Louis Leon Ribak

Louis Leon Ribak (3 December 1902 – 1979) was an American social realist and abstract painter who was a supporter of the "Taos Moderns" group of artists.

Born in the then-Lithuanian province of Grodno, Ribak emigrated to New York City at the age of ten subsequently his family. He studied at the Pennsylvania Academy of the Fine Arts for a year in 1922, and the Art Students League of New York in 1923 under John Sloan. In 1929, he became a founding aficionado of the John Reed Club, which was organized to retain leftist artists and writers and was alongside associated subsequent to the Marxist magazine The New Masses.

In the 1930s and 1940s, Ribak painted in a Social Realist style, exhibiting taking into account fellow Social Realists once Reginald Marsh and Raphael Soyer. In the 1930s he as a consequence worked as a muralist for the Works Progress Administration; among these works is the 1939 mural View Near Albemarle in the U.S. Post Office in Albemarle, North Carolina. In 1933, he assisted Diego Rivera upon his mural Man at the Crossroads, commissioned for Rockefeller Center and destroyed since completion.
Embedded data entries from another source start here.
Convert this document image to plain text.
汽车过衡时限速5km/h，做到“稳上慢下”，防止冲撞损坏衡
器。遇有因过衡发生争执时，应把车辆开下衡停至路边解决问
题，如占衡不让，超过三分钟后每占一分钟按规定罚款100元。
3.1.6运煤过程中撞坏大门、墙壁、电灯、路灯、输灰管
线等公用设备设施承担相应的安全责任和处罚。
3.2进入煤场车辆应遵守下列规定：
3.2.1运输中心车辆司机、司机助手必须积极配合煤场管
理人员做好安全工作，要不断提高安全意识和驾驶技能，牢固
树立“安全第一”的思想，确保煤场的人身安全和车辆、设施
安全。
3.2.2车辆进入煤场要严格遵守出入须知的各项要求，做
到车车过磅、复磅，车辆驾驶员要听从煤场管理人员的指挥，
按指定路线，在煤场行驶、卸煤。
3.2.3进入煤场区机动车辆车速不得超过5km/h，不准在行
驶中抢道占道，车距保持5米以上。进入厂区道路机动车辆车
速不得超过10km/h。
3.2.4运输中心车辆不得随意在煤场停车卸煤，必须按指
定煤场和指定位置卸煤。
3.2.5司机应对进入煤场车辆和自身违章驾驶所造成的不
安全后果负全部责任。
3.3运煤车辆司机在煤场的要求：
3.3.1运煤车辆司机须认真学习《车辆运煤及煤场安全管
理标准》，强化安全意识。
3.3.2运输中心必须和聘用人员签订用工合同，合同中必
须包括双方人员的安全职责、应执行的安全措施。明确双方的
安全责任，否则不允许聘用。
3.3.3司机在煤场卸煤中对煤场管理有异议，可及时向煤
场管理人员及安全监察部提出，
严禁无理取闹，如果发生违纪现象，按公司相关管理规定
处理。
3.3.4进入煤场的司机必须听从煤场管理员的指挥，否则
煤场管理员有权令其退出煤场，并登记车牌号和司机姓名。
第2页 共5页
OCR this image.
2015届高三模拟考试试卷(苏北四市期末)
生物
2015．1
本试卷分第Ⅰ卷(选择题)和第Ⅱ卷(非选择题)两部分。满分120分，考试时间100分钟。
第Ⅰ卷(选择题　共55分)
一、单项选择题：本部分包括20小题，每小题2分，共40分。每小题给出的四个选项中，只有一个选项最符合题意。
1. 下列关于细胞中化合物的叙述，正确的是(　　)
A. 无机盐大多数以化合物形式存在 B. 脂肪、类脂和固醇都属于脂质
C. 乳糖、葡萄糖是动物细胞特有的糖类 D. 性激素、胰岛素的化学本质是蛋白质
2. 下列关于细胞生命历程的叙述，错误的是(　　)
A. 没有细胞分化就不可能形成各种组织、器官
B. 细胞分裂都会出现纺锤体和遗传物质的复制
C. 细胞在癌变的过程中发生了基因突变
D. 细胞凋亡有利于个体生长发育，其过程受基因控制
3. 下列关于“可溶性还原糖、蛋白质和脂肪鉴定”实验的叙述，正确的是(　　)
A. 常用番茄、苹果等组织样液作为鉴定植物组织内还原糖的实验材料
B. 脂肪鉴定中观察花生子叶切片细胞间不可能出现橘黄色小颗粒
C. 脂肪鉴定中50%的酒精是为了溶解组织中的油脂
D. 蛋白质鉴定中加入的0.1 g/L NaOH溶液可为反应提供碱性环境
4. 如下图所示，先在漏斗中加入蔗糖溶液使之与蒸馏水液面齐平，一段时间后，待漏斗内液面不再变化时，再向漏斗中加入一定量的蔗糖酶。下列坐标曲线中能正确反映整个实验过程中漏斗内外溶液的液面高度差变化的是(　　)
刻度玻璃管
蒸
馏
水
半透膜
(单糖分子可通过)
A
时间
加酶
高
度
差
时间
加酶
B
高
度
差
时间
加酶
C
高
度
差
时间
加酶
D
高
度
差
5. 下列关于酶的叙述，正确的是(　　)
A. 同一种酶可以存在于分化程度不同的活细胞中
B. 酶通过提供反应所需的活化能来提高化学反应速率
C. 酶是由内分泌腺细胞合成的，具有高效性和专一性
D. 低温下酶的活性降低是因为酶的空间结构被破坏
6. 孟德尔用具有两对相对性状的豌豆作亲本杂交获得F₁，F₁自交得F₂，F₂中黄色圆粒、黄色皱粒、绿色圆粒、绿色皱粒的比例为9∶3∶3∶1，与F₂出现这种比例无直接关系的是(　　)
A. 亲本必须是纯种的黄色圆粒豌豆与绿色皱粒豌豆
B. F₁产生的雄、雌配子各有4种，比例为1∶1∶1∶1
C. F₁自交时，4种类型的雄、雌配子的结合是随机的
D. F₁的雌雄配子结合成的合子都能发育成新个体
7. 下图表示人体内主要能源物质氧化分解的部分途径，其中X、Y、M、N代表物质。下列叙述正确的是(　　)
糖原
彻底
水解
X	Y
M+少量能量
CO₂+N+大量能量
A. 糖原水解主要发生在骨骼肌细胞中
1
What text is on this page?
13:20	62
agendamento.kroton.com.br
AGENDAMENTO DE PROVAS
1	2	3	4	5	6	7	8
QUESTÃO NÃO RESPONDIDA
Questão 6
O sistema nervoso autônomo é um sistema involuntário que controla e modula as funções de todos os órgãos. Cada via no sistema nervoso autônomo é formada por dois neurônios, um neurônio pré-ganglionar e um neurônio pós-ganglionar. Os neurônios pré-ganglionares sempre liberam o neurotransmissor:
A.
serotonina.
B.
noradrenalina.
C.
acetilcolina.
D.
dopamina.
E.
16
Ribak met fellow artiste Beatrice Mandelman in New York at a dance sponsored by the Artists Union, and the two married in 1942. He served in the military for two years during the Second World War and was discharged because of asthma. Seeking a healthier climate, Ribak and Mandelman moved to Taos, New Mexico in 1944. At this point, Ribak shifted to a more abstract style and brighter color palette.

In 1947, he and Mandelman founded the Taos Valley Art School, and Ribak was its director and an assistant professor until it closed in 1955.

Ribak died in Taos in 1979. His put on an act is in the enduring collections of the Whitney Museum of American Art (New York) and The Newark Museum of Art (New Jersey), among extra institutions.

The Mandelman-Ribak Foundation was conventional to maintain the legacy of Ribak and Mandelman; among supplementary activities, it catalogued a half century of their undertaking held in the Mandelman-Ribak Collection. In 2014, the collection and allied personal papers were donated to the University of New Mexico.